Among many differences between Sweden and the U.K., the researchers focused on two differences in treatment that might help account for the difference. Primary PCI was used in 59% of patients in Sweden but only 22% in the U.K. and beta-blockers were used in 89% of patients in Sweden versus 78% in the U.K.

“Our findings are a cause for concern,” said one of the authors, Harry Hemingway, of University College London in the U.K., in a Lancet press release. “The uptake and use of new technologies and effective treatments recommended in guidelines has been far quicker in Sweden. This has contributed to large differences in the management and outcomes of patients.”
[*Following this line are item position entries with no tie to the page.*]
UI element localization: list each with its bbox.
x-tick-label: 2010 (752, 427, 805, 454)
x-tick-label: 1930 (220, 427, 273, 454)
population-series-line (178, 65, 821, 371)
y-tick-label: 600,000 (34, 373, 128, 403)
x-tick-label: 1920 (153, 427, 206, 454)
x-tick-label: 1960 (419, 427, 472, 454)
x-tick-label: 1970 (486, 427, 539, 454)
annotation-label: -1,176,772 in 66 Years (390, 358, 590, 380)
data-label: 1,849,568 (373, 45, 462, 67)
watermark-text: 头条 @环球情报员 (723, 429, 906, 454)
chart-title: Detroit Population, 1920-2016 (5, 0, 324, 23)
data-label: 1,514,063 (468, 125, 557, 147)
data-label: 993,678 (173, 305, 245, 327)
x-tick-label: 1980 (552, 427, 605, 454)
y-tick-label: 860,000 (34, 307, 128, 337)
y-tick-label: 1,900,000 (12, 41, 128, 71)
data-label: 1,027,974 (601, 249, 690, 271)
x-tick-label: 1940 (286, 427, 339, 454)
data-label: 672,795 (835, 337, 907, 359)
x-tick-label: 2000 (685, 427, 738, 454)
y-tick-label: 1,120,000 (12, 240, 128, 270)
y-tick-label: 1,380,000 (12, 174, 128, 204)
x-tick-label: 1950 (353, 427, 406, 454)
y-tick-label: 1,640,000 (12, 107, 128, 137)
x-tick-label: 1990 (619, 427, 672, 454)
2. MI patients are more likely to die if they reach the hospital at night or on the weekends, according to a study published in the BMJ. Mayo Clinic researchers analyzed data from 1.9 million MI patients and found that short-term mortality was 6% higher when patients arrived at the hospital during off hours. Patients with STEMI were 60% less likely to undergo PCI within 90 minutes if they arrived during off hours.

The authors write that these differences are likely linked to the changing availability at different times of cardiologists and cardiac catheterization laboratory support staff, since many hospitals do not run a 24-hour service and may need to activate the catheterization lab during off hours. In an accompanying editorial, Lauren Lapointe-Shaw and Chaim Bell write that “managers seeking to boost their hospital’s performance for patients with acute myocardial infarction should focus on improving their off-hour care, with the goal of providing consistently high quality care 24 hours a day and seven days a week.”



2 Responses to “Survival After MI: When and Where Make a Big Difference”

  1. Karen Politis, MD says:

    Taken to extremes, if one is really scared of sudden cardiac death, the only place to live would be in a trailer home in the parking lot of a large teaching hospital.